Nerd Club

I spend a lot of time working with technology that I don’t understand. They are black boxes to me; I write code, it does what I want it to do. Great!

Let’s use SQLite as an example: I can write SQL, and I understand that indexes are efficient because they are B-trees. But I certainly do not understand how the query engine converts my SQL to an algorithm, nor do I understand how a B-tree is serialised to disk. I do have a rough mental model, though. Even if I did learn how B-tree storage worked, I still wouldn’t know how memory really works on disk; a black box remains.

The fun of my job is to reduce those black boxes. But I have to choose where to do that. Will learning how flash memory works in conjunction with SQLite be the best use of my time? No.

The biggest black box I have right now is the backend at work! I know roughly what happens: I send a network request, it gets routed to a computer in our fleet, data is hydrated (we fan out?), it reads data from memcache, and we map data to JSON. Oh, hang on, I don’t have a clue how that works. I have a rough blurry mental model, in fact, its a blackbox. I don’t have a clue how the backend works!

Working on reducing the black box of the backend and the systems that run it makes me more effective at work.

Whilst pondering how on earth I was going to tackle this in short succession, two of my colleagues mentioned the book Designing Data-Intensive Applications written by Martin Kleppmann. Someone even had it on their desk!

I vaguely knew of this book, and browsing through it I realised this book contained a literal map to understanding a lot of the black box that was the « backend »!

One button click on Amazon and two days of waiting later I was the proud owner of the first edition! I now carry it around the office doing what I call « Performative Software Engineering ». I find it makes me look far more intelligent than I am!

A few days later, we have a small group of us assembled. We’ve read the first two chapters now and it has been exciting! Our general pattern has been to read for a week or two, and then get together in a meeting room and talk about what we’ve learned. In the space of a few hours of talking I’ve had so many questions answered, and found that I know more than I thought and can engage on topics of systems at scale!

Chapter One

Day to day, I work on Etsy search. The first paragraph of the book neatly summarises the domain we work on:

Many applications today are data-intensive, as opposed to compute-intensive. Raw CPU power is rarely a limiting factor for these applications - bigger problems are usually the amount of data, the complexity of data, and the speed at which it is changing.

A big chunk of our work is actually moving data around and analysing it. One colleague has been working on analysing consecutive sales, yes, algorithms do show up in your day-to-day work (leetcode)!

We do a lot of work analysing data and moving it from one place to another. Imagine analysing listings on sale and finding consecutive sales! This is data-intensive work, we have never discussed if we will overload CPUs.This paragraph (yes, the first in the book!) has opened my eyes to a new approach to thinking about what the blackbox of a backend does. This doesn’t change how I do my work, my job has always been about marshalling data from one place to another. But it has made it explicit.

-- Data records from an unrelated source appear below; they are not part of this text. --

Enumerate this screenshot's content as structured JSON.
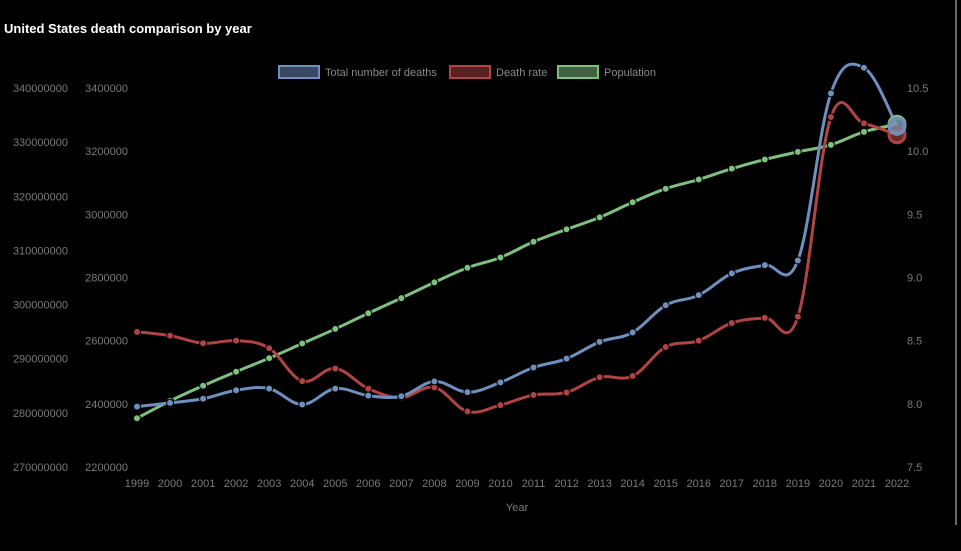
{
  "chart_data": {
    "type": "line",
    "title": "United States death comparison by year",
    "xlabel": "Year",
    "x": [
      1999,
      2000,
      2001,
      2002,
      2003,
      2004,
      2005,
      2006,
      2007,
      2008,
      2009,
      2010,
      2011,
      2012,
      2013,
      2014,
      2015,
      2016,
      2017,
      2018,
      2019,
      2020,
      2021,
      2022
    ],
    "series": [
      {
        "name": "Total number of deaths",
        "color": "#6f8fbf",
        "axis": "y_left_inner",
        "values": [
          2391000,
          2403000,
          2416000,
          2443000,
          2448000,
          2398000,
          2448000,
          2426000,
          2424000,
          2471000,
          2437000,
          2468000,
          2515000,
          2543000,
          2596000,
          2626000,
          2712000,
          2744000,
          2813000,
          2839000,
          2854000,
          3383000,
          3464000,
          3279000
        ]
      },
      {
        "name": "Death rate",
        "color": "#b04444",
        "axis": "y_right",
        "values": [
          8.57,
          8.54,
          8.48,
          8.5,
          8.44,
          8.18,
          8.28,
          8.12,
          8.05,
          8.13,
          7.94,
          7.99,
          8.07,
          8.09,
          8.21,
          8.22,
          8.45,
          8.5,
          8.64,
          8.68,
          8.69,
          10.27,
          10.22,
          10.13
        ]
      },
      {
        "name": "Population",
        "color": "#7fbf7f",
        "axis": "y_left_outer",
        "values": [
          279000000,
          282200000,
          285000000,
          287600000,
          290100000,
          292800000,
          295500000,
          298400000,
          301200000,
          304100000,
          306800000,
          308700000,
          311600000,
          313900000,
          316100000,
          318900000,
          321400000,
          323100000,
          325100000,
          326800000,
          328200000,
          329500000,
          331900000,
          333300000
        ]
      }
    ],
    "y_left_outer": {
      "ticks": [
        "340000000",
        "330000000",
        "320000000",
        "310000000",
        "300000000",
        "290000000",
        "280000000",
        "270000000"
      ],
      "range": [
        270000000,
        340000000
      ]
    },
    "y_left_inner": {
      "ticks": [
        "3400000",
        "3200000",
        "3000000",
        "2800000",
        "2600000",
        "2400000",
        "2200000"
      ],
      "range": [
        2200000,
        3400000
      ]
    },
    "y_right": {
      "ticks": [
        "10.5",
        "10.0",
        "9.5",
        "9.0",
        "8.5",
        "8.0",
        "7.5"
      ],
      "range": [
        7.5,
        10.5
      ]
    },
    "legend_position": "top-center",
    "grid": false
  }
}
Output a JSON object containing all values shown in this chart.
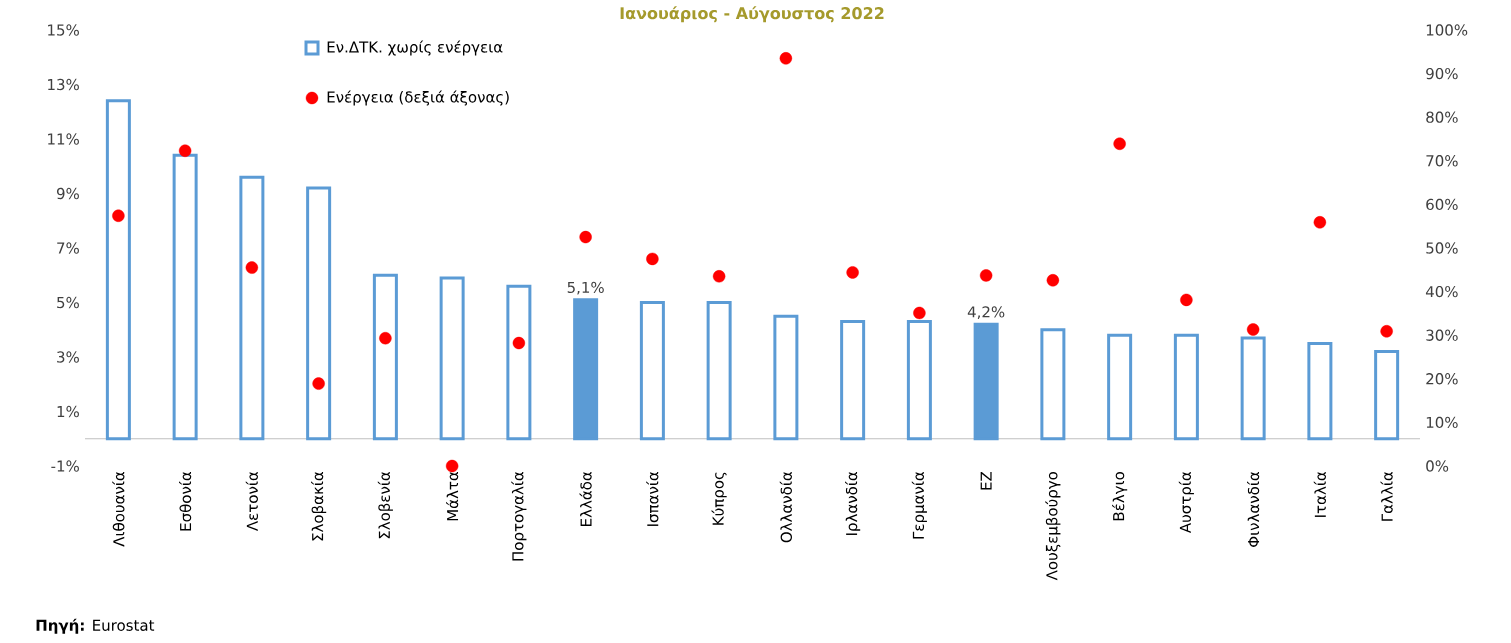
{
  "chart_data": {
    "type": "bar",
    "title": "Ιανουάριος - Αύγουστος 2022",
    "categories": [
      "Λιθουανία",
      "Εσθονία",
      "Λετονία",
      "Σλοβακία",
      "Σλοβενία",
      "Μάλτα",
      "Πορτογαλία",
      "Ελλάδα",
      "Ισπανία",
      "Κύπρος",
      "Ολλανδία",
      "Ιρλανδία",
      "Γερμανία",
      "ΕΖ",
      "Λουξεμβούργο",
      "Βέλγιο",
      "Αυστρία",
      "Φινλανδία",
      "Ιταλία",
      "Γαλλία"
    ],
    "series": [
      {
        "name": "Εν.ΔΤΚ. χωρίς ενέργεια",
        "color": "#5b9bd5",
        "values": [
          12.4,
          10.4,
          9.6,
          9.2,
          6.0,
          5.9,
          5.6,
          5.1,
          5.0,
          5.0,
          4.5,
          4.3,
          4.3,
          4.2,
          4.0,
          3.8,
          3.8,
          3.7,
          3.5,
          3.2
        ],
        "value_labels": [
          null,
          null,
          null,
          null,
          null,
          null,
          null,
          "5,1%",
          null,
          null,
          null,
          null,
          null,
          "4,2%",
          null,
          null,
          null,
          null,
          null,
          null
        ]
      },
      {
        "name": "Ενέργεια (δεξιά άξονας)",
        "type": "scatter",
        "axis": "y2",
        "color": "#ff0000",
        "values": [
          57.4,
          72.3,
          45.5,
          18.9,
          29.3,
          0,
          28.2,
          52.5,
          47.5,
          43.5,
          93.5,
          44.4,
          35.1,
          43.7,
          42.6,
          73.9,
          38.1,
          31.3,
          55.9,
          30.9
        ]
      }
    ],
    "ylim": [
      -1,
      15
    ],
    "yticks": [
      {
        "value": -1,
        "label": "-1%"
      },
      {
        "value": 1,
        "label": "1%"
      },
      {
        "value": 3,
        "label": "3%"
      },
      {
        "value": 5,
        "label": "5%"
      },
      {
        "value": 7,
        "label": "7%"
      },
      {
        "value": 9,
        "label": "9%"
      },
      {
        "value": 11,
        "label": "11%"
      },
      {
        "value": 13,
        "label": "13%"
      },
      {
        "value": 15,
        "label": "15%"
      }
    ],
    "y2lim": [
      0,
      100
    ],
    "y2ticks": [
      {
        "value": 0,
        "label": "0%"
      },
      {
        "value": 10,
        "label": "10%"
      },
      {
        "value": 20,
        "label": "20%"
      },
      {
        "value": 30,
        "label": "30%"
      },
      {
        "value": 40,
        "label": "40%"
      },
      {
        "value": 50,
        "label": "50%"
      },
      {
        "value": 60,
        "label": "60%"
      },
      {
        "value": 70,
        "label": "70%"
      },
      {
        "value": 80,
        "label": "80%"
      },
      {
        "value": 90,
        "label": "90%"
      },
      {
        "value": 100,
        "label": "100%"
      }
    ],
    "legend": "top left",
    "marker": "circle",
    "annotations": [
      "**Πηγή:** Eurostat"
    ]
  }
}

The first chapter introduces four terms:

Faults - Something that can go wrong in your application. These are split neatly into Hardware, Software, and Human errors. I’m a few chapters ahead « Fault » is a consistently used word throughout the book.
Reliability - This is how your application handles faults, regardless of type. Unreliable software impacts money, trust and reputation. Reliability isn’t only for Nuclear Power Stations.
Scalability - How does your program handle growth in load? The case study is how Twitter manages accounts with varying numbers of followers Tweeting. It’s not straightforward! We also learn how to quantify Load, perfect for Observability!
Maintainability - This introduces more terms: Operability, Simplicity and Evolvability. All descriptors of how to make operations run smoothly and make it easy for new devs to onboard and improve a system.

These are such simple terms, but already they have made their way into our day-to-day conversations. At first, this would evoke reactions of « ha! That’s from the book ». But we’ve realised these terms bring consistency and definitions to our conversations. It actually roots our conversations in a shared vocabulary that we all understand.

Not only that, but we’ve applied these to what Etsy does. For example, how does clearing up data we’ve saved to a cache for an experiment fit into Maintainability? Our documentation and processes are now improving as we know our observability must be better for the Reliability of our systems!

Start a book club

I’ll leave with this: start a book club. Every one of your colleagues can help you learn by providing diffierent pieces of knowledge or points of view. You will leave every book club better off for it.

We’ve also named our book club Nerd Club, because frankly who else is reading O’Reilly books?